On one end, which would be truest to the bitcode, we have "literal translation of bitcode to stuff with gotos and labels and what not." Somewhere near the middle, we have what Rellic does, which frankly isn't true to the bitcode at all -- it has restructured things in a dramatic way, and via z3, possibly altered the complexity or nature of conditions and other expressions. z3's machinations are opaque. Then further toward the other end of the spectrum, we bring in more and more high-level features, be they names or types or actual language features/syntaxes.

Then there's the bitcode itself. Why is the bitcode the way it is? Sometimes it is full of crap that spills out of LLVM optimization passes, e.g. naming variables with "sroa.blah" prefixes. LLVM variable names are, imo, not a trusted or reliable source of information, but in the absence of something better (debug info) is what we are stuck with. If we have debug info, we ought use it. Other times, bitcode is leaking the myriad order- and target-specific decisions of codegen/instcombine. Why did the bitcode do a big mask here when it could have been a trunc and zext? Well, maybe because it's over-eagerly optimizing for operating on register-sized values because the target architecture will have a pipeline stall if you flip flop between full sized and sub-registers in straight-line code. The consumer of rellic shouldn't be subject to this.
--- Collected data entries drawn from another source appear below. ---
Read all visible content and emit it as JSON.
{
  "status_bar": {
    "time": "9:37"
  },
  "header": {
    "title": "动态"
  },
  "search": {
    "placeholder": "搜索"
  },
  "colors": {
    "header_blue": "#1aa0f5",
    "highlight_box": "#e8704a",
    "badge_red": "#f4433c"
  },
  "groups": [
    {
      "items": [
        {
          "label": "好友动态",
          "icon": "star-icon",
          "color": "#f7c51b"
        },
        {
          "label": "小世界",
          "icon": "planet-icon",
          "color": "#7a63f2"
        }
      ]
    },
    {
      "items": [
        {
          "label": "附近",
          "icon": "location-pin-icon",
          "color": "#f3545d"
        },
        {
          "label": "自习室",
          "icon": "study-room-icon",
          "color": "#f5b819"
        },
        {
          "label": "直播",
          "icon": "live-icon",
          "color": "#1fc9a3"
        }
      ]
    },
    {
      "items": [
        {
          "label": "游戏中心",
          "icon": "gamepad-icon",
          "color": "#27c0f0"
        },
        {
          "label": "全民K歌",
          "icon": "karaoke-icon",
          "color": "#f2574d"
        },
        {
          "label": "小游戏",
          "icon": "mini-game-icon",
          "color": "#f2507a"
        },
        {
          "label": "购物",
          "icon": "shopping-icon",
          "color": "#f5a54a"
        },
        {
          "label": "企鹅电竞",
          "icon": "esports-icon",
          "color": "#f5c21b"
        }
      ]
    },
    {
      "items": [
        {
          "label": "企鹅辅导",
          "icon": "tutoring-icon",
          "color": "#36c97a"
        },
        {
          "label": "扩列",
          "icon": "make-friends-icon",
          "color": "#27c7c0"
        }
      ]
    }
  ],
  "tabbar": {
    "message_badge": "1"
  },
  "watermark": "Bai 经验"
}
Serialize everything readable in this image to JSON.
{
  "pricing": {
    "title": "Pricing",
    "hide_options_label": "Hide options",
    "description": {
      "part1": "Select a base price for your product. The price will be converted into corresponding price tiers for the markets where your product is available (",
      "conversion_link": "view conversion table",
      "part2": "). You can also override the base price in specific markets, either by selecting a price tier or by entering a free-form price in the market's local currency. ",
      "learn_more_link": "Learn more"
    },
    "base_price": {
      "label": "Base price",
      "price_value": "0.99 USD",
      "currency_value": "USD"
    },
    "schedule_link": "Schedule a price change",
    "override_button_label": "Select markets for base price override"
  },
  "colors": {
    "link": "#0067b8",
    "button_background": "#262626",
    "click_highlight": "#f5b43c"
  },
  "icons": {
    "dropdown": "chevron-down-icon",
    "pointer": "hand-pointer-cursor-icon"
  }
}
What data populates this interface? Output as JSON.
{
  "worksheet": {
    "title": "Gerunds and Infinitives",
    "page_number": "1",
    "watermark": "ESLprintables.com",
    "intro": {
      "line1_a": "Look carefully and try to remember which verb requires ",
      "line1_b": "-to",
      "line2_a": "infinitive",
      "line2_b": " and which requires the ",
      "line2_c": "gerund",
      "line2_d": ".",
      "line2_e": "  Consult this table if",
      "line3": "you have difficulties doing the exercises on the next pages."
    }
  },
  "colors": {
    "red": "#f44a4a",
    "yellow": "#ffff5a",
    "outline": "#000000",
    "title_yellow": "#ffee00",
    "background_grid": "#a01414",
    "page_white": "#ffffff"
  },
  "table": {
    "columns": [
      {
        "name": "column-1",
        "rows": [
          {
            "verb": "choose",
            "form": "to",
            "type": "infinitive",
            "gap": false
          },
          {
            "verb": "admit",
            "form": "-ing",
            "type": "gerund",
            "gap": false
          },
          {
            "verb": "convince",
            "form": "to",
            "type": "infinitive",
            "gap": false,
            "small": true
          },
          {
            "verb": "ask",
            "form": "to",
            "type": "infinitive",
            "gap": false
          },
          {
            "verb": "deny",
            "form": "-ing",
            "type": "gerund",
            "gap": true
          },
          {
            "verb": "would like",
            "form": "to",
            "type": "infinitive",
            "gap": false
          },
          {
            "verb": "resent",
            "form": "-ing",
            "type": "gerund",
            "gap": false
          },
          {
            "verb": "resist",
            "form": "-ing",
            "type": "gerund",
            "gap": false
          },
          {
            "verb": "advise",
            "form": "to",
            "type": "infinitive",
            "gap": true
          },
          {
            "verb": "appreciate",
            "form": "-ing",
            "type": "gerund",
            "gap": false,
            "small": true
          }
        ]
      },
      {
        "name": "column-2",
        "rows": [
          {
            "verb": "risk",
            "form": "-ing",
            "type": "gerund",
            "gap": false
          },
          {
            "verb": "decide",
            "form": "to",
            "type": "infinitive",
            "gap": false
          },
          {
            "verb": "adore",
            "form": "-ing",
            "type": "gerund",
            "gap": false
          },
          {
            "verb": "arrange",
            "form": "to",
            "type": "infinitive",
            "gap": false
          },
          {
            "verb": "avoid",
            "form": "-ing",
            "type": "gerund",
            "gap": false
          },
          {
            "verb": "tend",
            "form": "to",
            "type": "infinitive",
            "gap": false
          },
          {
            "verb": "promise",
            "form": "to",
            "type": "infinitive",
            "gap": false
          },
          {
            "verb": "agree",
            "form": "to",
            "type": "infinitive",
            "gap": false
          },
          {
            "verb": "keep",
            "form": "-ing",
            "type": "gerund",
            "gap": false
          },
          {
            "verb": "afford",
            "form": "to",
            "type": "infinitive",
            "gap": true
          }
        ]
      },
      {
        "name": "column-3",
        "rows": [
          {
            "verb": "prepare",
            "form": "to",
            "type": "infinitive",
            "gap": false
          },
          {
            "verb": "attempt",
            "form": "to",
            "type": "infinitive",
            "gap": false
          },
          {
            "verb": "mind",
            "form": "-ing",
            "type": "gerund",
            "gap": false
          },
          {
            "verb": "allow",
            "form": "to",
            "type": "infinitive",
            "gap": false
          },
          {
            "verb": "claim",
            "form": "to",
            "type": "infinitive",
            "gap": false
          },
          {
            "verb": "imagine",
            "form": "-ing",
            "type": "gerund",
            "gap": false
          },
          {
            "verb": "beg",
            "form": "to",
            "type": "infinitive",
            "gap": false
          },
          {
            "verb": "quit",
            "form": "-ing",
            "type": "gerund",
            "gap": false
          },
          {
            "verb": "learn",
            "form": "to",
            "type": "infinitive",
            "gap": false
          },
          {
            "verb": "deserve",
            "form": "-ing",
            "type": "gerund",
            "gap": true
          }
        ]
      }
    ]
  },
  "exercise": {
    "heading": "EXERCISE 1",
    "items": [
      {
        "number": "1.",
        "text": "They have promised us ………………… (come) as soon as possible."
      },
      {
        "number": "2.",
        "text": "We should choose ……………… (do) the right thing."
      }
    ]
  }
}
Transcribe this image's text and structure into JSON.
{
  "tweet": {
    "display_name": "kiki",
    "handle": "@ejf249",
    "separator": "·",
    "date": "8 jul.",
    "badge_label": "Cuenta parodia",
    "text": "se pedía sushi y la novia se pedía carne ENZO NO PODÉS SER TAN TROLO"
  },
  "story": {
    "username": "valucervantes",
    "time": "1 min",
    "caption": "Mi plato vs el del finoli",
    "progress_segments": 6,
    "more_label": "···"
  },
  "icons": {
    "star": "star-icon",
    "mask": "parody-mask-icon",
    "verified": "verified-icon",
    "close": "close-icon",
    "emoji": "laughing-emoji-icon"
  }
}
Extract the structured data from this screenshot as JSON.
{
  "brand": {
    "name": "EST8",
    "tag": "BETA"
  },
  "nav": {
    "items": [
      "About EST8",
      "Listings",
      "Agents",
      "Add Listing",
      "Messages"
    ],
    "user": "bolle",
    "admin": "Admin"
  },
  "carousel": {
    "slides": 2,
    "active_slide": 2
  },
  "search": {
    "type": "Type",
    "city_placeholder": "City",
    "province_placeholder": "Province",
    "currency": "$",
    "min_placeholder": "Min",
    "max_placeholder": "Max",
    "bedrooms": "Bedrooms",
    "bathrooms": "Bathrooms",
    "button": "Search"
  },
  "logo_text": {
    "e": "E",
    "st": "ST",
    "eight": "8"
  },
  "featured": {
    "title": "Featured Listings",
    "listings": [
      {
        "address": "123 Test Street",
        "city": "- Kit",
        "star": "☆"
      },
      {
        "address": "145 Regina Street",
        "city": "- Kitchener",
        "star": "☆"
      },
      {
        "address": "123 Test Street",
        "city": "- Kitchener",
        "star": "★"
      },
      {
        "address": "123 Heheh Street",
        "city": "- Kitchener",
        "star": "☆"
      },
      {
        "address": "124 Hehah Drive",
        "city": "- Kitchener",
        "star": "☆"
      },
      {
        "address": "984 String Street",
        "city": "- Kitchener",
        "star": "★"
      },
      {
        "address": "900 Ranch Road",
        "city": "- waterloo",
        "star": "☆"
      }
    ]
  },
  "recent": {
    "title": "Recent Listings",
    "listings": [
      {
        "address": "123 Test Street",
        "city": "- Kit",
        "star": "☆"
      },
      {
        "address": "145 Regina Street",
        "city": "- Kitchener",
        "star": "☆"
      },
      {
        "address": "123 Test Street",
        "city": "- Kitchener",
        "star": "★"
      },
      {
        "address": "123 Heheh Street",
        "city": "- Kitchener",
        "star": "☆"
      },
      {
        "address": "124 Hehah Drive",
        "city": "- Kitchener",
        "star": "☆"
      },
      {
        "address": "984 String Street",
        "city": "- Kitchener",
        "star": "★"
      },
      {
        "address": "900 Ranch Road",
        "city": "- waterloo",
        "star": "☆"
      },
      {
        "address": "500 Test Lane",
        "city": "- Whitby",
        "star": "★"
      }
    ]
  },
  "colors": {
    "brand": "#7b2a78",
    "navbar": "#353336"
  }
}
TL;DR: we should accept that we're not true to the bitcode already, and that the bitcode isn't necessarily something that we want to be true to -- just equivalent. Heck, in anvill, we often try to change the bitcode for Rellic's benefit.

I think we should strive for "idiomatic" code, which is itself a wishy-washy target. How do we pin down what idiomatic code is? We look at the output, we make a decision saying "It'd be more comprehensible if it looked this way" and then we make a change. Sometimes those opinions on "what is more comprehensible" are going to raise conflicts -- conflicts that are the same depth as tabs vs. spaces. In those cases, we find a client and they decide.